たとえそうでなくとも、このやり取りはかなり不快。いや別に大御所を擁護しているわけではないが。

「アイアンマン3」を断ったのか、逆なのか、まあ、それはどうでもいいとして、本作、やっぱり「アイアンマン」な映画。

ファブロー演じる主人公はSNSがうまく使えないが、ガキはうまく使える。コンピュータやモバイルとの親子関係は「リアル・スティール」などでもあるが、

「オレの友達すげえだろ?」

な若干鼻につくキャスティング自慢に我慢は出来るが、挫折からの奮起など、とっても適当。本来持っている能力以外でがんばったのは、トラックの掃除だけという。そのトラックも、ダウニーが用意したくせになぜか汚い、という。「オレ、努力してるぜえ」がやりたいだけの適当設定に感じる。

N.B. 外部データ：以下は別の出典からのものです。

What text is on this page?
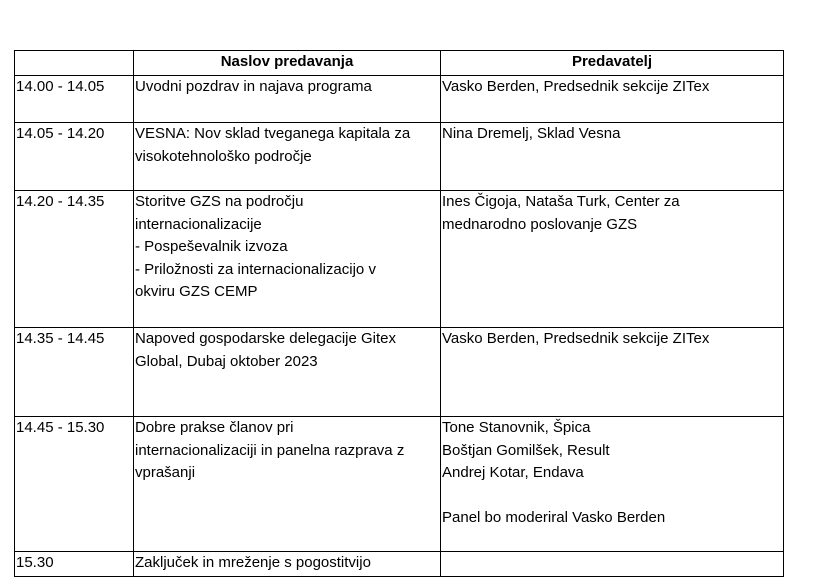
	Naslov predavanja	Predavatelj
14.00 - 14.05	Uvodni pozdrav in najava programa	Vasko Berden, Predsednik sekcije ZITex

14.05 - 14.20	VESNA: Nov sklad tveganega kapitala za
visokotehnološko področje	Nina Dremelj, Sklad Vesna

14.20 - 14.35	Storitve GZS na področju
internacionalizacije
- Pospeševalnik izvoza
- Priložnosti za internacionalizacijo v
okviru GZS CEMP	Ines Čigoja, Nataša Turk, Center za
mednarodno poslovanje GZS

14.35 - 14.45	Napoved gospodarske delegacije Gitex
Global, Dubaj oktober 2023	Vasko Berden, Predsednik sekcije ZITex

14.45 - 15.30	Dobre prakse članov pri
internacionalizaciji in panelna razprava z
vprašanji	Tone Stanovnik, Špica
Boštjan Gomilšek, Result
Andrej Kotar, Endava
Panel bo moderiral Vasko Berden

15.30	Zaključek in mreženje s pogostitvijo	
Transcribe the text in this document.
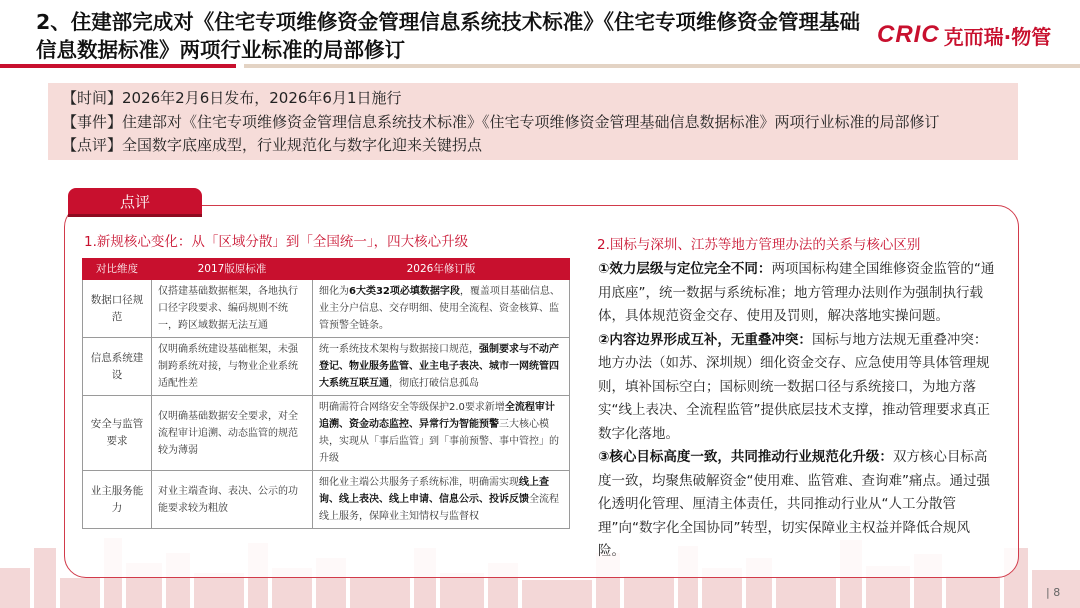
2、住建部完成对《住宅专项维修资金管理信息系统技术标准》《住宅专项维修资金管理基础信息数据标准》两项行业标准的局部修订
CRIC 克而瑞·物管
【时间】2026年2月6日发布，2026年6月1日施行
【事件】住建部对《住宅专项维修资金管理信息系统技术标准》《住宅专项维修资金管理基础信息数据标准》两项行业标准的局部修订
【点评】全国数字底座成型，行业规范化与数字化迎来关键拐点
点评
1.新规核心变化：从「区域分散」到「全国统一」，四大核心升级	2.国标与深圳、江苏等地方管理办法的关系与核心区别
对比维度	2017版原标准	2026年修订版
数据口径规范	仅搭建基础数据框架，各地执行口径字段要求、编码规则不统一，跨区域数据无法互通	细化为6大类32项必填数据字段，覆盖项目基础信息、业主分户信息、交存明细、使用全流程、资金核算、监管预警全链条。
信息系统建设	仅明确系统建设基础框架，未强制跨系统对接，与物业企业系统适配性差	统一系统技术架构与数据接口规范，强制要求与不动产登记、物业服务监管、业主电子表决、城市一网统管四大系统互联互通，彻底打破信息孤岛
安全与监管要求	仅明确基础数据安全要求，对全流程审计追溯、动态监管的规范较为薄弱	明确需符合网络安全等级保护2.0要求新增全流程审计追溯、资金动态监控、异常行为智能预警三大核心模块，实现从「事后监管」到「事前预警、事中管控」的升级
业主服务能力	对业主端查询、表决、公示的功能要求较为粗放	细化业主端公共服务子系统标准，明确需实现线上查询、线上表决、线上申请、信息公示、投诉反馈全流程线上服务，保障业主知情权与监督权

①效力层级与定位完全不同：两项国标构建全国维修资金监管的“通用底座”，统一数据与系统标准；地方管理办法则作为强制执行载体，具体规范资金交存、使用及罚则，解决落地实操问题。

②内容边界形成互补，无重叠冲突：国标与地方法规无重叠冲突：地方办法（如苏、深圳规）细化资金交存、应急使用等具体管理规则，填补国标空白；国标则统一数据口径与系统接口，为地方落实“线上表决、全流程监管”提供底层技术支撑，推动管理要求真正数字化落地。

③核心目标高度一致，共同推动行业规范化升级：双方核心目标高度一致，均聚焦破解资金“使用难、监管难、查询难”痛点。通过强化透明化管理、厘清主体责任，共同推动行业从“人工分散管理”向“数字化全国协同”转型，切实保障业主权益并降低合规风险。

| 8
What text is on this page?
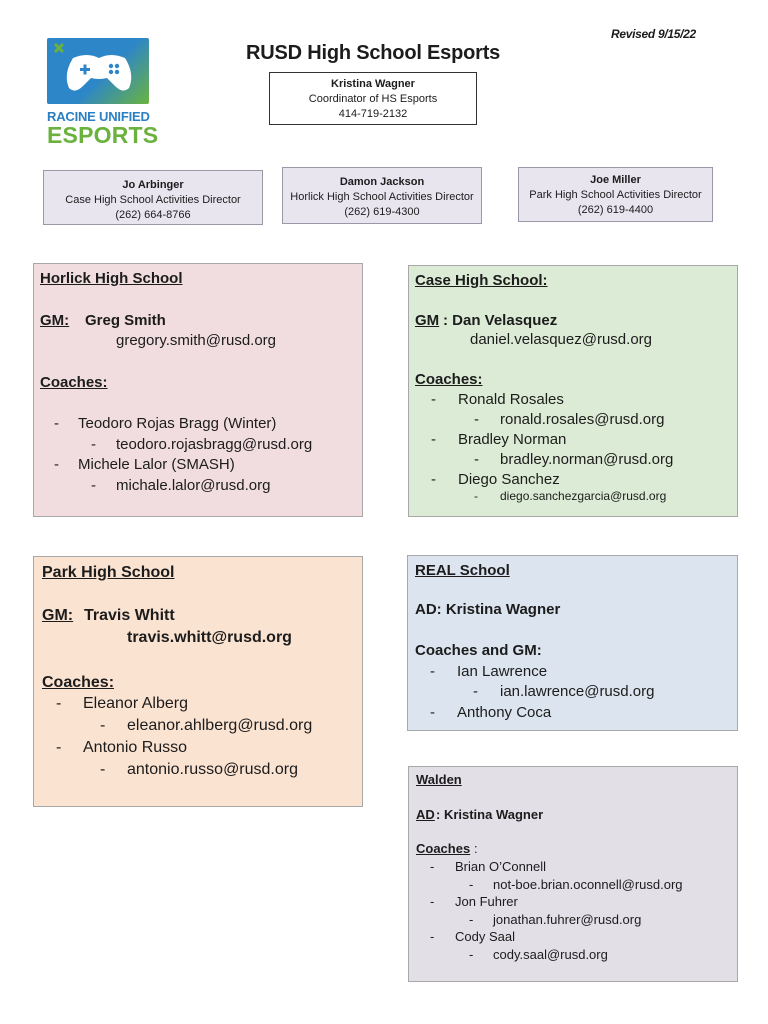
Revised 9/15/22
RUSD High School Esports
RACINE UNIFIED
ESPORTS
Kristina Wagner
Coordinator of HS Esports
414-719-2132
Jo Arbinger
Case High School Activities Director
(262) 664-8766
Damon Jackson
Horlick High School Activities Director
(262) 619-4300
Joe Miller
Park High School Activities Director
(262) 619-4400
Horlick High School
GM: Greg Smith
gregory.smith@rusd.org
Coaches:
- Teodoro Rojas Bragg (Winter)
- teodoro.rojasbragg@rusd.org
- Michele Lalor (SMASH)
- michale.lalor@rusd.org
Case High School:
GM : Dan Velasquez
daniel.velasquez@rusd.org
Coaches:
- Ronald Rosales
- ronald.rosales@rusd.org
- Bradley Norman
- bradley.norman@rusd.org
- Diego Sanchez
- diego.sanchezgarcia@rusd.org
Park High School
GM: Travis Whitt
travis.whitt@rusd.org
Coaches:
- Eleanor Alberg
- eleanor.ahlberg@rusd.org
- Antonio Russo
- antonio.russo@rusd.org
REAL School
AD: Kristina Wagner
Coaches and GM:
- Ian Lawrence
- ian.lawrence@rusd.org
- Anthony Coca
Walden
AD : Kristina Wagner
Coaches :
- Brian O’Connell
- not-boe.brian.oconnell@rusd.org
- Jon Fuhrer
- jonathan.fuhrer@rusd.org
- Cody Saal
- cody.saal@rusd.org
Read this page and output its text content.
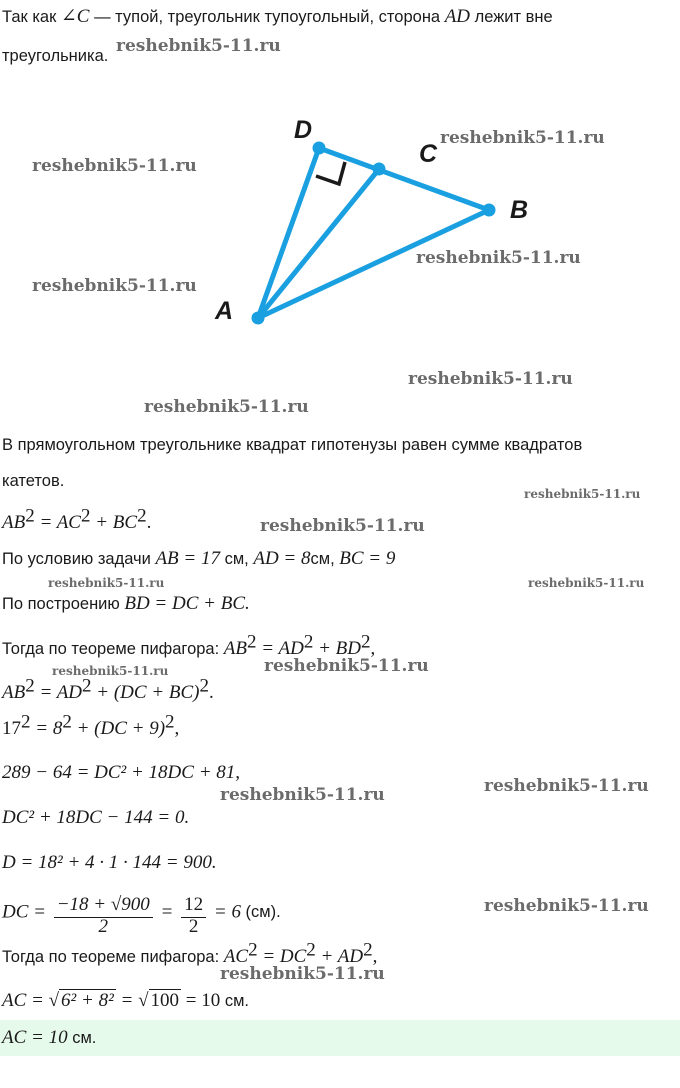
Так как ∠C — тупой, треугольник тупоугольный, сторона AD лежит вне
треугольника.
D
C
B
A
В прямоугольном треугольнике квадрат гипотенузы равен сумме квадратов
катетов.
$AB^2 = AC^2 + BC^2$.
По условию задачи AB = 17 см, AD = 8см, BC = 9
По построению BD = DC + BC.
Тогда по теореме пифагора: $AB^2 = AD^2 + BD^2$,
$AB^2 = AD^2 + (DC + BC)^2$.
$17^2 = 8^2 + (DC + 9)^2$,
289 − 64 = DC² + 18DC + 81,
DC² + 18DC − 144 = 0.
D = 18² + 4 · 1 · 144 = 900.
DC = $\frac{-18 + √900}{2} = \frac{12}{2} = 6$ (см).
Тогда по теореме пифагора: $AC^2 = DC^2 + AD^2$,
AC = √ 6² + 8² = √ 100 = 10 см.
AC = 10 см.
reshebnik5-11.ru
reshebnik5-11.ru
reshebnik5-11.ru
reshebnik5-11.ru
reshebnik5-11.ru
reshebnik5-11.ru
reshebnik5-11.ru
reshebnik5-11.ru
reshebnik5-11.ru
reshebnik5-11.ru	reshebnik5-11.ru
reshebnik5-11.ru	reshebnik5-11.ru
reshebnik5-11.ru
reshebnik5-11.ru
reshebnik5-11.ru
reshebnik5-11.ru
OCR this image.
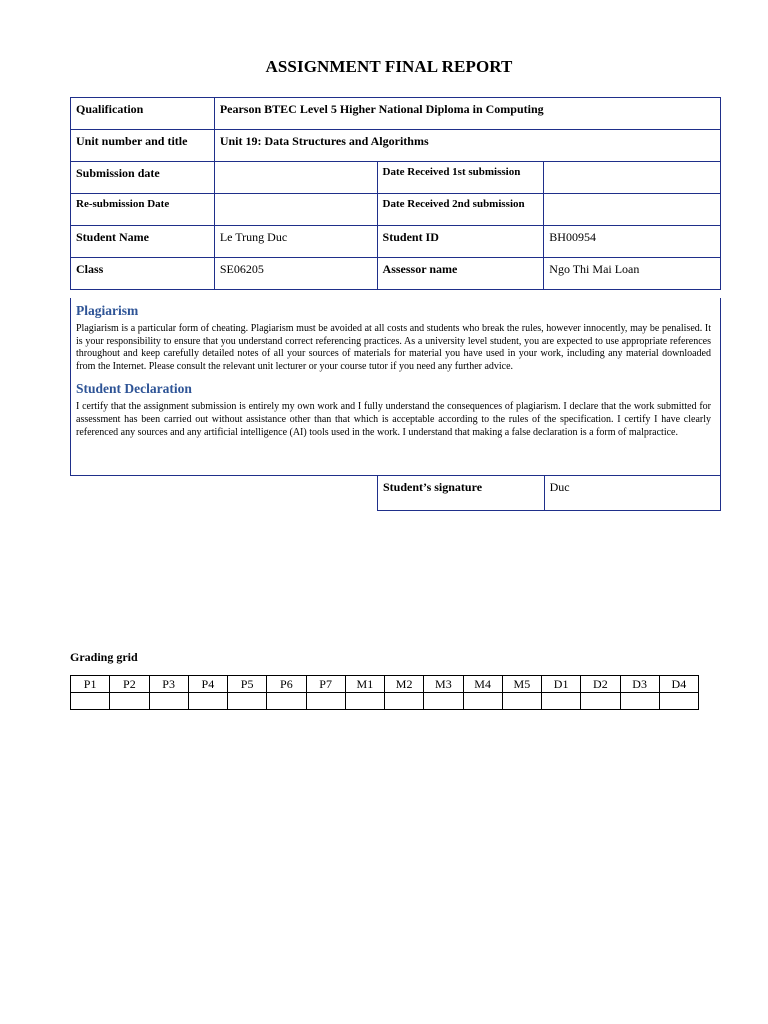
ASSIGNMENT FINAL REPORT
Qualification	Pearson BTEC Level 5 Higher National Diploma in Computing		
Unit number and title	Unit 19: Data Structures and Algorithms		
Submission date		Date Received 1st submission	
Re-submission Date		Date Received 2nd submission	
Student Name	Le Trung Duc	Student ID	BH00954
Class	SE06205	Assessor name	Ngo Thi Mai Loan
Plagiarism

Plagiarism is a particular form of cheating. Plagiarism must be avoided at all costs and students who break the rules, however innocently, may be penalised. It is your responsibility to ensure that you understand correct referencing practices. As a university level student, you are expected to use appropriate references throughout and keep carefully detailed notes of all your sources of materials for material you have used in your work, including any material downloaded from the Internet. Please consult the relevant unit lecturer or your course tutor if you need any further advice.

Student Declaration

I certify that the assignment submission is entirely my own work and I fully understand the consequences of plagiarism. I declare that the work submitted for assessment has been carried out without assistance other than that which is acceptable according to the rules of the specification. I certify I have clearly referenced any sources and any artificial intelligence (AI) tools used in the work. I understand that making a false declaration is a form of malpractice.

Student’s signature	Duc
Grading grid
P1	P2	P3	P4	P5	P6	P7	M1	M2	M3	M4	M5	D1	D2	D3	D4
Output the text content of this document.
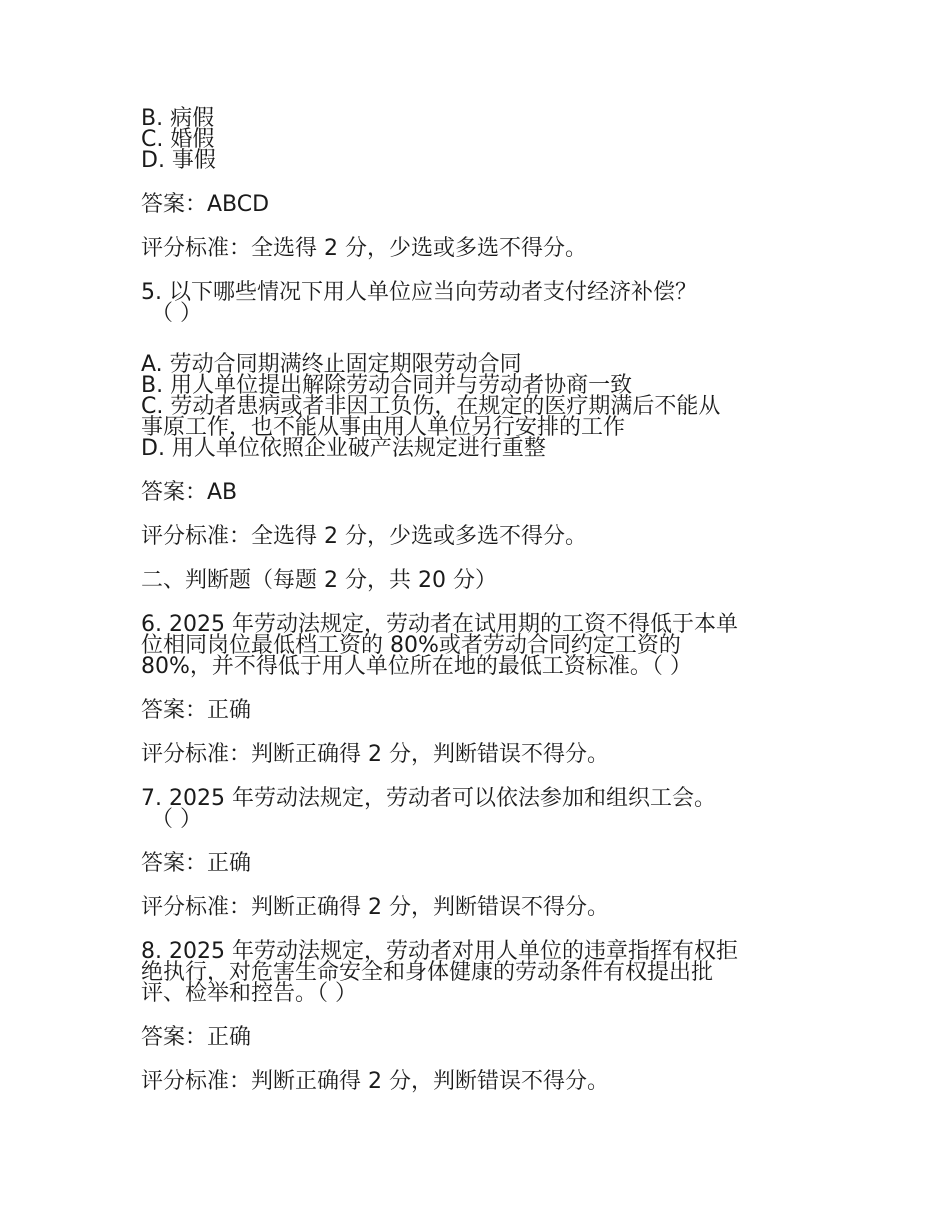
B. 病假
C. 婚假
D. 事假
答案：ABCD
评分标准：全选得 2 分，少选或多选不得分。
5. 以下哪些情况下用人单位应当向劳动者支付经济补偿？
（ ）
A. 劳动合同期满终止固定期限劳动合同
B. 用人单位提出解除劳动合同并与劳动者协商一致
C. 劳动者患病或者非因工负伤，在规定的医疗期满后不能从
事原工作，也不能从事由用人单位另行安排的工作
D. 用人单位依照企业破产法规定进行重整
答案：AB
评分标准：全选得 2 分，少选或多选不得分。
二、判断题（每题 2 分，共 20 分）
6. 2025 年劳动法规定，劳动者在试用期的工资不得低于本单
位相同岗位最低档工资的 80%或者劳动合同约定工资的
80%，并不得低于用人单位所在地的最低工资标准。（ ）
答案：正确
评分标准：判断正确得 2 分，判断错误不得分。
7. 2025 年劳动法规定，劳动者可以依法参加和组织工会。
（ ）
答案：正确
评分标准：判断正确得 2 分，判断错误不得分。
8. 2025 年劳动法规定，劳动者对用人单位的违章指挥有权拒
绝执行，对危害生命安全和身体健康的劳动条件有权提出批
评、检举和控告。（ ）
答案：正确
评分标准：判断正确得 2 分，判断错误不得分。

とにかく自分、自分。自分こそがヒーロー。だから友達も子供も元妻もついてくる。まるで「カウボーイ&エイリアン」の失態はオレのせいじゃないよ、と心の声が聞こえてくるほど声高。

最後に「アイアンマン(鉄板男)になりました。」というオチ。

一番面白かったのは、元妻。

バカ感とセレブ感と尻軽感といいママ感とそして縁の下の力持ち感。この元妻がいてこそ、この映画の終始自己主張、自己弁護の気持ち悪さ感を笑って過ごせる。

追記

「オレは料理人だ。焦げたものは出さない!」

ファブローは息子にこう諭す。ファブローの次回作に期待してみますか(本作ほめろって?)

追記2


全体的に声高なうえ、音楽までも、うるさすぎる。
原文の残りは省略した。